Like most airlines in the market, Etihad has made several thousand redundancies and cut salaries in a bid to save cash.
Etihad managed to maintain a “satisfactory level of liquidity” during the first six months of the year, according to its chief financial officer, Adam Boukadida. He said that Etihad was one of a small number of airlines to maintain its pre-Covid-19 credit rating.

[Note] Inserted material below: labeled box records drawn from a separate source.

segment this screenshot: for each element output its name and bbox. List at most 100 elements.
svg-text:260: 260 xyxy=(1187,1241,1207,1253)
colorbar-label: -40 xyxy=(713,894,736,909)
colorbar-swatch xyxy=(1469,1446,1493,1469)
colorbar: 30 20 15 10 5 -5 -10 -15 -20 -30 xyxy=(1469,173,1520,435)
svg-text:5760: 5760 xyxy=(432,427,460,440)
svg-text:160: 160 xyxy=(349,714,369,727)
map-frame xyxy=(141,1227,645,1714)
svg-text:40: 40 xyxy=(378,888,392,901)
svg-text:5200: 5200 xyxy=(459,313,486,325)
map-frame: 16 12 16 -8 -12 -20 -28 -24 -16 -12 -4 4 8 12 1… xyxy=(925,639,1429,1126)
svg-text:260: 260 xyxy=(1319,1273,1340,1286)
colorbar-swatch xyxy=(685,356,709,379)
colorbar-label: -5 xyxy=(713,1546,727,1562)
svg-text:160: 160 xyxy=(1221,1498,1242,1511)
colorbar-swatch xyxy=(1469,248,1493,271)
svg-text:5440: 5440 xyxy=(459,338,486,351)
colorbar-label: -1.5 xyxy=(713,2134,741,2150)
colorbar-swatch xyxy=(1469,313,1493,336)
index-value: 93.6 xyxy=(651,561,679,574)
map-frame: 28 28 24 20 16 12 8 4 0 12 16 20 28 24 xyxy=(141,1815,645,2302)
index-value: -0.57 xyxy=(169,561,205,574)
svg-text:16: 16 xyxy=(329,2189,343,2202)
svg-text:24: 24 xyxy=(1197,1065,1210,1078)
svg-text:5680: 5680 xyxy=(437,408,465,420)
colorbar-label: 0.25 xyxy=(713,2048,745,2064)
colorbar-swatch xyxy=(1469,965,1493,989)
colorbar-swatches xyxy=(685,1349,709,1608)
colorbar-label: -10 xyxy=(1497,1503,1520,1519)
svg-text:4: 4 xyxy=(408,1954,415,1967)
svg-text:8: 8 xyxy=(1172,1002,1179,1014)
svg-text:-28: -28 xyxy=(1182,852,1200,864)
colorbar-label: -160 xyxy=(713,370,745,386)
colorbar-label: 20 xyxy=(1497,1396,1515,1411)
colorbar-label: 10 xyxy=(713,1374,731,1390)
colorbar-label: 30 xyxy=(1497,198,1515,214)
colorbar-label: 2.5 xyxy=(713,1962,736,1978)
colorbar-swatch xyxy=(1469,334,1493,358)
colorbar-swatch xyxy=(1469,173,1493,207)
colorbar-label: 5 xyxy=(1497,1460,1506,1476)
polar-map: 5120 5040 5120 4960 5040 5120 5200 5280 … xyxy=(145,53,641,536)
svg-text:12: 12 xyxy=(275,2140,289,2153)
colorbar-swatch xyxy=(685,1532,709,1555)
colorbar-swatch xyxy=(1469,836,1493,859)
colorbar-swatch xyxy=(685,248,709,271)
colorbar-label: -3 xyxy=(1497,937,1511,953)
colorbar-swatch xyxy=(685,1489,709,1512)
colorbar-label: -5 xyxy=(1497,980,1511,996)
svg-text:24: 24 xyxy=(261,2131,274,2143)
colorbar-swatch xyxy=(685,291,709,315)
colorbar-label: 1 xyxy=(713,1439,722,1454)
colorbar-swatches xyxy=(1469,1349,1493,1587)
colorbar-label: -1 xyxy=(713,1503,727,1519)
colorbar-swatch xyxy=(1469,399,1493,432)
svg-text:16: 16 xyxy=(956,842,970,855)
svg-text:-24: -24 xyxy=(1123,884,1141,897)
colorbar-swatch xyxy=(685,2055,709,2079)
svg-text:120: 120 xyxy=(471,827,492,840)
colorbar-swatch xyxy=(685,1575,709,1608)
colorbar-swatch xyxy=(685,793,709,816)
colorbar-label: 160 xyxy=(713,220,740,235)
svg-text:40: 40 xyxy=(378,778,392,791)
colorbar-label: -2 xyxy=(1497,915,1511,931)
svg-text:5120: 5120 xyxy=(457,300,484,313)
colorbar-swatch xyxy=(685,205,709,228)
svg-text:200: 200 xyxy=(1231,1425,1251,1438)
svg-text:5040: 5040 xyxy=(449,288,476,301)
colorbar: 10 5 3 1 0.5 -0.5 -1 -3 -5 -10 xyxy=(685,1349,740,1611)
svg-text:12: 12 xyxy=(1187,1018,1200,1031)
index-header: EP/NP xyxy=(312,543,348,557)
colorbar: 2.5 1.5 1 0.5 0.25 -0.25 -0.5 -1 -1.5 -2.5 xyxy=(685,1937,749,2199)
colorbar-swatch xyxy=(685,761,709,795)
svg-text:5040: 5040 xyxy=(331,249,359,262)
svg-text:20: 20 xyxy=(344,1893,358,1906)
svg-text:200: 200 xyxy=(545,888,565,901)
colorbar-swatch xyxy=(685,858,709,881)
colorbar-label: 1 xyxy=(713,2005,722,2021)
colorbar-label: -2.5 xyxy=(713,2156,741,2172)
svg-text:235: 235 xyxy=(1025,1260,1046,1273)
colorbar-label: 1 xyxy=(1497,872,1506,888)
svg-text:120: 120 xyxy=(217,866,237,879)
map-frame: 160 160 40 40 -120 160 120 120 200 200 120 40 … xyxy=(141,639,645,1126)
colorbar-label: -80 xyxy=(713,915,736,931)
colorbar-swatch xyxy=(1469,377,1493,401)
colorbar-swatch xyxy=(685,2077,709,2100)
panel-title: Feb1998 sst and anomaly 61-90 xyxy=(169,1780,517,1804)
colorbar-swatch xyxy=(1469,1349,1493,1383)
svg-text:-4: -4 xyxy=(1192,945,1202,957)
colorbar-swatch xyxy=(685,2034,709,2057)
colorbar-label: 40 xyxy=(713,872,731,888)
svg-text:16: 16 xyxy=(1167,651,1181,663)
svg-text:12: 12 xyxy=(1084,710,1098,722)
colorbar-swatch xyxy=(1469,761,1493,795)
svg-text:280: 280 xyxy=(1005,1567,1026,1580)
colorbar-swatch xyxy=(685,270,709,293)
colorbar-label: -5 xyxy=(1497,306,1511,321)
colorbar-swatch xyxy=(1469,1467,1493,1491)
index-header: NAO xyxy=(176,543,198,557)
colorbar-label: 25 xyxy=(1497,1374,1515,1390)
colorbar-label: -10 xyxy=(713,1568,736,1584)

Around 70 per cent of Etihad’s fleet was grounded when flights were suspended. The carrier began using some of its grounded passenger jets for cargo operations, causing its cargo revenues to increase by 37% up to $490 million. Cargo revenues were helped along by a spike in fares during the period. Revenue earned per unit weight went from around $2 per kilogram up to as much as $20 per kilogram in some cases.
Etihad operated up to 40 of its fleet of 97 passenger aircraft in Q2, including Boeing 787 Dreamliners, 777-300ERs, and Airbus A320 family aircraft as belly-hold cargo freighters to complement its cargo fleet of six 777-200F freighters.
Douglas said that Etihad aims to increase flights to half of the airline’s pre-pandemic capacity by September.
He added: “Etihad, like all major airlines, has had no choice but to embrace the ambiguity of the situation it has been thrown into, and with much sadness, we have had to make some extremely difficult decisions to reduce the size of the workforce by several thousand.
“Etihad flew into the Covid-19 era with uncertainty but is re-emerging resilient, if a little battle-scarred, with a renewed focus on its core values. We are retraining our people throughout the organisation to deliver a new product for a new reality, based on the development and delivery of Etihad Wellness well into the foreseeable future.”